EBuzz – PT OCBC Sekuritas Indonesia menargetkan dapat mengantarkan empat perusahaan ke Bursa Efek Indonesia (BEI), yang berasal dari sektor logistik, teknologi, hingga barang konsumen primer. Keempat perusahaan ini, sudah masuk ke dalam daftar antrean atau pipeline di tahun 2026.

Menurut Direktur Utama OCBC Sekuritas Betty Goenawan menyampaikan bahwa jadwal IPO tersebut tersebar sepanjang tahun 2026. Keempat kandidat emiten tersebut masuk dalam kategori perusahaan berkapitalisasi menengah (middle cap).

“Kuartal I/2026 satu, kuartal II dua, satu lagi di kuartal III–kuartal IV,” ujar Betty kepada awak media saat doorstop di Gedung BEI, Jakarta, Senin (26/1/2026). (27/1).

Betty menambahkan, terkait sektor usaha, OCBC Sekuritas akan mengantar satu perusahaan logistik untuk melantai di BEI pada kuartal I-2026. Selanjutnya, dua perusahaan dijadwalkan IPO pada kuartal II/2026, disusul satu perusahaan pada rentang kuartal III hingga kuartal IV-2026.

“Kandidat berikutnya berasal dari sektor teknologi serta barang konsumen primer atau fast moving consumer goods (FMCG),” pungkasnya.

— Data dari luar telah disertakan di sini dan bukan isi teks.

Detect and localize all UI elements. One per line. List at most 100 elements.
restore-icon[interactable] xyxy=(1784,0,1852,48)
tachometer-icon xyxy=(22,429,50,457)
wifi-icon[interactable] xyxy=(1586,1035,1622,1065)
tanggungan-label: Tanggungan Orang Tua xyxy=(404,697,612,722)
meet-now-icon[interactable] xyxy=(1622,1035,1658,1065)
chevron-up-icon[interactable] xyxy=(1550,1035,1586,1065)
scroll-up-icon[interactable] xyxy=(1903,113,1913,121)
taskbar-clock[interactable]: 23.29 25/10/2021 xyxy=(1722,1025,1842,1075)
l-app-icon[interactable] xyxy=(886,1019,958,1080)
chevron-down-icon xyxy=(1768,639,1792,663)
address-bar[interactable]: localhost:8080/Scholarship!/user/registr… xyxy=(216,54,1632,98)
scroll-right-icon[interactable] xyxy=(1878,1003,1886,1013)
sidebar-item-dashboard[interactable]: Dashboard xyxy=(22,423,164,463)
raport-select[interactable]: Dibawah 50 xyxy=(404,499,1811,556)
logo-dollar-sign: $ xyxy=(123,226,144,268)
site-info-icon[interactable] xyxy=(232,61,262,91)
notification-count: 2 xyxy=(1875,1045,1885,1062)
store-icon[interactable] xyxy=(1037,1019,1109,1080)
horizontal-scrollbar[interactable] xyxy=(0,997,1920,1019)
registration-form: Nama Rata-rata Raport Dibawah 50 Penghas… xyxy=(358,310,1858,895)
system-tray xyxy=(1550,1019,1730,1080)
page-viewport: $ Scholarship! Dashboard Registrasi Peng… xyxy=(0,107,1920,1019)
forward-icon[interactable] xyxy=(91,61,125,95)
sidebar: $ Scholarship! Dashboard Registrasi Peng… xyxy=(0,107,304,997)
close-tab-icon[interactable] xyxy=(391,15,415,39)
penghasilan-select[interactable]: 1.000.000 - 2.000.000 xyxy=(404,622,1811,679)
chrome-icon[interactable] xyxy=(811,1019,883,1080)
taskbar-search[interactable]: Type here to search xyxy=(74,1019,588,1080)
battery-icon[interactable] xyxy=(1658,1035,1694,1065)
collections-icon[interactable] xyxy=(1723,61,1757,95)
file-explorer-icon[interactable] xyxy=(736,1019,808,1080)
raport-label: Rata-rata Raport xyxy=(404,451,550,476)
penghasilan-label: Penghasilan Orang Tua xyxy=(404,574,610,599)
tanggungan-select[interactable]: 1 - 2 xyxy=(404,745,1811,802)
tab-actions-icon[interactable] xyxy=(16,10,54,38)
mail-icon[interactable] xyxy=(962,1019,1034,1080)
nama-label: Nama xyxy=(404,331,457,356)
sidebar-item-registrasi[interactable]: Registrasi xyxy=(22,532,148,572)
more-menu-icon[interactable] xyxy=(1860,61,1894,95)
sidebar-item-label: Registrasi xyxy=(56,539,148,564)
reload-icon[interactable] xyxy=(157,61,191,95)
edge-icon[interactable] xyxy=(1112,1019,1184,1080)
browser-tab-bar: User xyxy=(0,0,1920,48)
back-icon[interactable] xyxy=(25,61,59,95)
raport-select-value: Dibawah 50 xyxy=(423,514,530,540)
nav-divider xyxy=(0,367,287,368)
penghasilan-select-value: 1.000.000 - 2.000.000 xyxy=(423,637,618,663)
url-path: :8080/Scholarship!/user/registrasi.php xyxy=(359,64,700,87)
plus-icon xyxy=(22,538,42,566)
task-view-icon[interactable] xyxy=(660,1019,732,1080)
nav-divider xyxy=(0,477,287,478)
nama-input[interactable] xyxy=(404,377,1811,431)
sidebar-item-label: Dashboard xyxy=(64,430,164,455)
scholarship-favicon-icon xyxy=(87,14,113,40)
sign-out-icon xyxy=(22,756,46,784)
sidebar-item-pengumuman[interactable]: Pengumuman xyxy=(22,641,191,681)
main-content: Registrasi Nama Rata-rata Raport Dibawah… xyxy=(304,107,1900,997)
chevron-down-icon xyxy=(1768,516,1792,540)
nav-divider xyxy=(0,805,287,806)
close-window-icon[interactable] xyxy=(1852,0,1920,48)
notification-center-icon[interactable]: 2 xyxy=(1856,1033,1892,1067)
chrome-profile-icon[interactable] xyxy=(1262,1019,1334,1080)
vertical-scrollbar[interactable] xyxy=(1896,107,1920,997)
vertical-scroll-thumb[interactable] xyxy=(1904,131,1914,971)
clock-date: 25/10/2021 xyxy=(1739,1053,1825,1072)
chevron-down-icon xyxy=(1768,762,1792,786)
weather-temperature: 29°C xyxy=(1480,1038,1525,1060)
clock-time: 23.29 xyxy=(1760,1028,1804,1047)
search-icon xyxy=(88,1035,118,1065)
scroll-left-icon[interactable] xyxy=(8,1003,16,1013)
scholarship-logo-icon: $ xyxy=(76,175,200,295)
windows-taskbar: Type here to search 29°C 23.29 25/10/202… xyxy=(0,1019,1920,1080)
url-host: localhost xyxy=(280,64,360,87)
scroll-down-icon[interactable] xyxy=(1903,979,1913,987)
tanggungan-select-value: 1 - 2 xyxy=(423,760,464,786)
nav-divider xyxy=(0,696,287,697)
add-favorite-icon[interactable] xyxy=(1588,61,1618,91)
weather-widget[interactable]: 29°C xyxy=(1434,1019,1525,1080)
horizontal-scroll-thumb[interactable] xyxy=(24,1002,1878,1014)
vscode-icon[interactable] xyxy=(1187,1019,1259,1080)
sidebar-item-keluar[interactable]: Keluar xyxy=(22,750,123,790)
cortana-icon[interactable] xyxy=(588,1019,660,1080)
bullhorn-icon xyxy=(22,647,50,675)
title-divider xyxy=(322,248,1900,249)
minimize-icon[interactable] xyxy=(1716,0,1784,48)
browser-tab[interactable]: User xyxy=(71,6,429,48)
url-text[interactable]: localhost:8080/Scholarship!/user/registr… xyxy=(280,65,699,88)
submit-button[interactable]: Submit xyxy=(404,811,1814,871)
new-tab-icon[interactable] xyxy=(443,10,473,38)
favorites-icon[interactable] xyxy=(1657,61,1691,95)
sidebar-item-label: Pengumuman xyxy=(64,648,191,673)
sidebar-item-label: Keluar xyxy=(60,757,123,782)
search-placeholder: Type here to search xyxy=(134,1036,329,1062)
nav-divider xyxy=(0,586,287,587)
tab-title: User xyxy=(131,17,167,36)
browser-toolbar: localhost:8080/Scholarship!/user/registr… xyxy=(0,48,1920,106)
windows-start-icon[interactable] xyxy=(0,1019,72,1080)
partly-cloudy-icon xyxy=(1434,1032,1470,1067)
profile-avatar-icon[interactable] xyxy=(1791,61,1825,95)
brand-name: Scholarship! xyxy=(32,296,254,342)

Sebelumnya, Bursa Efek Indonesia mencatat terdapat tujuh perusahaan dalam pipeline IPO. Direktur Penilaian Perusahaan BEI, I Gede Nyoman Yetna, pada 15 Januari 2026 menyampaikan bahwa tujuh kandidat tersebut berasal dari berbagai sektor, yakni satu perusahaan barang baku, satu energi, dua keuangan, satu perindustrian, satu teknologi, serta satu transportasi dan logistik.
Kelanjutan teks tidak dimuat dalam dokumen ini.